Fieldwork and Festivities, which The New Hardy Players would have presented in Max Gate Gardens June 2020. Devised by Sue Worth
Fieldwork and Festivities Programme includes;
Poetry and Prose looking at the lives of Agricultural workers who brought food to table and festivities that brightened their year.
Farm Child R.S. Thomas
Look at the village boy, his head is stuffed
With all the nests he knows, his pockets with flowers,
Snail shells and bits of glass, the fruit of hours
Spent in the fields by thorn, and thistle tuft.
Look at his eyes, see the harebell hiding there;
Mark how the sun has freckled his smooth face
Like a finches egg and under that brush of hair
That dares the wind, and in the mixen now
Notice his poise, from such unconscious grace
Earth breeds and beckons to the stubborn plough.
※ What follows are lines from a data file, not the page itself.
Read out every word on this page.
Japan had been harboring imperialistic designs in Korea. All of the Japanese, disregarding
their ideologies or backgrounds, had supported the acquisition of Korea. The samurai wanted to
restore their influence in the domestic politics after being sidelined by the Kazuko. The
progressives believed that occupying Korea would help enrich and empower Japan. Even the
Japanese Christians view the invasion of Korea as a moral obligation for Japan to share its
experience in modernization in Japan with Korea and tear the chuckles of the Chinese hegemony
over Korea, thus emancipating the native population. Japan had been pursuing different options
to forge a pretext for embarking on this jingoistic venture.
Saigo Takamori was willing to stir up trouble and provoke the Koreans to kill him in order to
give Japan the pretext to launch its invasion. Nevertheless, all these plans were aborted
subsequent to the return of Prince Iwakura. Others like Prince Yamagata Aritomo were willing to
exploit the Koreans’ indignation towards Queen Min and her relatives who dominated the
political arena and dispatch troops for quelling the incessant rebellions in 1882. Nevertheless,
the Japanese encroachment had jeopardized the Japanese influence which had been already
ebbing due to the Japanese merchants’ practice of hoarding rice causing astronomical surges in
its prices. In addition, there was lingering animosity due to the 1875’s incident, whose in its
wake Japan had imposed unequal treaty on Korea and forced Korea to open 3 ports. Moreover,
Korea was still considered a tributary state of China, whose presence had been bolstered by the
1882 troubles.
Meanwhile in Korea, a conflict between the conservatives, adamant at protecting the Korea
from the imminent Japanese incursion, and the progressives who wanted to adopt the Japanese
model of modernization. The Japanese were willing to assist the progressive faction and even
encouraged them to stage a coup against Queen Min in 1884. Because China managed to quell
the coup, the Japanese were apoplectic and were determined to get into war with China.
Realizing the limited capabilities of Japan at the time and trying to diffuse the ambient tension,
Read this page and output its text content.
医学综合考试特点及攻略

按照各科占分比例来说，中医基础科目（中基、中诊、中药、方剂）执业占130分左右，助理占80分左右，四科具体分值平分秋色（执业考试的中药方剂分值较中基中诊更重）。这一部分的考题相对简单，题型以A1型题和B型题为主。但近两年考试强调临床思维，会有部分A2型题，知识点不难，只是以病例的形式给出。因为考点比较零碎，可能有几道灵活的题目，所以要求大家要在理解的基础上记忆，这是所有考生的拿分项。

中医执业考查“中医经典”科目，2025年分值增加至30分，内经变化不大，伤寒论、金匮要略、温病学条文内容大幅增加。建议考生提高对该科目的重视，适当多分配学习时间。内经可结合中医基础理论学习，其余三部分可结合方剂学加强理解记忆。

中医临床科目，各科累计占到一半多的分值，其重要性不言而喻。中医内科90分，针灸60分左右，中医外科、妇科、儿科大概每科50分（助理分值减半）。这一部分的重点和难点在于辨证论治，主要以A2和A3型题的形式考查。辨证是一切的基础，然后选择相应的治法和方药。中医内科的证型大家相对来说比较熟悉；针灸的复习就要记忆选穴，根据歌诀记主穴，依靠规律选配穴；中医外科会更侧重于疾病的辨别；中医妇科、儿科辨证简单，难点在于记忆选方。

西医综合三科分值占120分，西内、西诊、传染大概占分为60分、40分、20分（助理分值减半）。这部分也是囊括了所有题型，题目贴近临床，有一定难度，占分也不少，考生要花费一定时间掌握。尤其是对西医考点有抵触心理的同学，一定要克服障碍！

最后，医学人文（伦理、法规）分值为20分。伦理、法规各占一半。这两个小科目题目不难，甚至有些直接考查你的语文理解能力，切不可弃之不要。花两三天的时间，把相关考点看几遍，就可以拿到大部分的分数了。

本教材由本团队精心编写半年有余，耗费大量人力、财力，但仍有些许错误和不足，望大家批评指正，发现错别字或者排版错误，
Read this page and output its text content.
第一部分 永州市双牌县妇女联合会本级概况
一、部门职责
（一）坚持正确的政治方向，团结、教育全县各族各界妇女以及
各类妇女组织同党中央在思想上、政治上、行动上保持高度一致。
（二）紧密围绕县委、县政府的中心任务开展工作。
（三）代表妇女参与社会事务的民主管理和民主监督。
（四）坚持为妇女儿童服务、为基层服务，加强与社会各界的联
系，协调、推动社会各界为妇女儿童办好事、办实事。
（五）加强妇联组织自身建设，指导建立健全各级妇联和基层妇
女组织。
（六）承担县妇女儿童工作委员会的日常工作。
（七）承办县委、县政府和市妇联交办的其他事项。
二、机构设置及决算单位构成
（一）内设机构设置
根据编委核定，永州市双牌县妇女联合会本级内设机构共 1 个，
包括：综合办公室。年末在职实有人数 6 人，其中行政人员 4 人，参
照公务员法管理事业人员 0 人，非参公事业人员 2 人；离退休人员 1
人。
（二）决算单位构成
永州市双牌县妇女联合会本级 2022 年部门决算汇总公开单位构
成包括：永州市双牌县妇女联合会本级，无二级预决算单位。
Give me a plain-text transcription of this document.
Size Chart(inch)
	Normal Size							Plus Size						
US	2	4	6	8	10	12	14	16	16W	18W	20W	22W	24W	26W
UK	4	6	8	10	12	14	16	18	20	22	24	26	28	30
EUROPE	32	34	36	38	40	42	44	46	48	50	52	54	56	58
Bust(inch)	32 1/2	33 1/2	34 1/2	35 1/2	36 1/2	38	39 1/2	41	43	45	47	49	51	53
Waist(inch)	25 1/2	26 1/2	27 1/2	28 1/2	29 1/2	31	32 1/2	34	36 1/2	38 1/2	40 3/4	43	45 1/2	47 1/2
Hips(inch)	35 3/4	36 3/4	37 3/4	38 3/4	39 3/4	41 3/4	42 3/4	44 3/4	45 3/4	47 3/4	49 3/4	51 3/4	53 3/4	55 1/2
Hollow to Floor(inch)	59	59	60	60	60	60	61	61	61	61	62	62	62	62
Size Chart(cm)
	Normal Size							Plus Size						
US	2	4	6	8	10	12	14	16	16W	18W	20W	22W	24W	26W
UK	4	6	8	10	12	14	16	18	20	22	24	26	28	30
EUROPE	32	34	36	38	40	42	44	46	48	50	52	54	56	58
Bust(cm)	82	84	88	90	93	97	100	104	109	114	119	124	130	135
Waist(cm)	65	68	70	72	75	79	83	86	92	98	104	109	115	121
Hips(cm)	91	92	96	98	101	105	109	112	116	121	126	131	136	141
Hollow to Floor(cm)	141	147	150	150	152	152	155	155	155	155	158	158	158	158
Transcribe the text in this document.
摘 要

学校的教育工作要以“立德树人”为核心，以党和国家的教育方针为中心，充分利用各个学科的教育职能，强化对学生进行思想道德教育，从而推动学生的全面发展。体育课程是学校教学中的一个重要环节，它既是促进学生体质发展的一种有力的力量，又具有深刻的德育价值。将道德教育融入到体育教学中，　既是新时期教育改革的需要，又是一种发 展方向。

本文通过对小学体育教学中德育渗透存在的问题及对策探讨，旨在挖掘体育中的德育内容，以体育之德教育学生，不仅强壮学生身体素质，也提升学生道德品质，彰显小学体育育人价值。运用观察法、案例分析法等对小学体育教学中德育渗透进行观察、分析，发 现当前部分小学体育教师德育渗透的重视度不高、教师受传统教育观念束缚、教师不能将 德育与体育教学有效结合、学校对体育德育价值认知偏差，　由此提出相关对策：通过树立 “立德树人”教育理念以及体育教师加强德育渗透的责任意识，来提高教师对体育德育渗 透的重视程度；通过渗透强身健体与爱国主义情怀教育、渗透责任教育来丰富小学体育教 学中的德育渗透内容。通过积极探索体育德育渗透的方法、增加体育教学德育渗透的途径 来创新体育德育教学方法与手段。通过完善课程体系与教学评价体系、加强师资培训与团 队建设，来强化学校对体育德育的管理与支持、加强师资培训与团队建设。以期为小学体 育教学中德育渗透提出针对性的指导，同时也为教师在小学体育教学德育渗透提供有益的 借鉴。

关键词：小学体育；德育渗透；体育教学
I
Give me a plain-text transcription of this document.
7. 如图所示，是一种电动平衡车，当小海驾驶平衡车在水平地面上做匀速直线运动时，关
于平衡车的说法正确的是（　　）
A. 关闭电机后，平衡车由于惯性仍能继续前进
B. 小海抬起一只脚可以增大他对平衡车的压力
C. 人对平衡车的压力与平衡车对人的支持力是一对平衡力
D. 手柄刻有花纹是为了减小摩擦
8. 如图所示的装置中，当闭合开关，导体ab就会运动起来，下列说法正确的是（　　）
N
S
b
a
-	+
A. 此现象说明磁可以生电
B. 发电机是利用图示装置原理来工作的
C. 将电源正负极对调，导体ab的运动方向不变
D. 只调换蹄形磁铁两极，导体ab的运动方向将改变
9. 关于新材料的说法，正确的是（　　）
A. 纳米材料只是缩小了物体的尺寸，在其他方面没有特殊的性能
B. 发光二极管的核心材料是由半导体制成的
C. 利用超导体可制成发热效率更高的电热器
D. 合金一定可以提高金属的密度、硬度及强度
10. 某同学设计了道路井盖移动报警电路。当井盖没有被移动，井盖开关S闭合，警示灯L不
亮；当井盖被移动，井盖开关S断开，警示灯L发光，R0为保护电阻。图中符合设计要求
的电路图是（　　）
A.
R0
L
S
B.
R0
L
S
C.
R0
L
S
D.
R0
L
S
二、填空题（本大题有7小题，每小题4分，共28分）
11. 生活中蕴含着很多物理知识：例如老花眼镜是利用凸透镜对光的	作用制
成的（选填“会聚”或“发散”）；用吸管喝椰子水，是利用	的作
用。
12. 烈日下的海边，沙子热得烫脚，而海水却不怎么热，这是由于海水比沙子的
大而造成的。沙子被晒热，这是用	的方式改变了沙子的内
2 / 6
To Be a Farmers Boy Traditional Song
The sun had set behind yon hill across the dreary moor
When weary and lame a poor boy came up to a farmer’s door
Can you tell me where’er I’ll be and of one who’ll me employ
To plough and sow, to reap and mow
And be a farmer’s boy, and be a farmer’s boy
My father’s dead, my mother’s left with five children great and small
And what is worse for mother still I’m the eldest of them all
Though little I am I would labour hard if you would me employ
To plough and sow, to reap and mow
And be a farmer’s boy, and be a farmer’s boy
The farmer’s wife cried, Try the lad, let him no longer seek
Yes father do, the daughter cried as tears rolled down her cheek
For those who would work ’tis hard for to want and to wander for employ
Don’t let him go, let him stay
And be a farmer’s boy, and be a farmer’s boy
The farmer’s boy grew up a man and the good old couple died
They left the lad the farm they had and the daughter for his bride
Now the lad which was the farm now has often thinks and smiles with joy
To bless the day he came that way
And be a farmer’s boy, and be a farmer’s boy
We Field Women – 3 readers Thomas Hardy
How it rained
When we worked at Flintcomb-Ash,
And could not stand upon the hill
Trimming swedes for the slicing-mill.
The wet washed through us — plash, plash, plash:
How it rained!
How it snowed
When we crossed from Flintcomb-Ash
To the Great Barn for drawing reed,
Since we could nowise chop a swede. —
Flakes in each doorway and casement-sash:
How it snowed!
How it shone
When we went from Flintcomb-Ash
To start at dairywork once more
In the laughing meads, with cows three-score,
And pails, and songs, and love — too rash:
How it shone!
Tess of the D’urbervilles May Dance Thomas Hardy
Narrators x 2
The club of Marlott had walked for hundreds of years and it walked still. In addition to the distinction of a white frock, every woman and girl carried in her right hand a peeled willow wand, and in her left a bunch of white flowers. The peeling of the former, and the selection of the latter, had been an operation of personal care.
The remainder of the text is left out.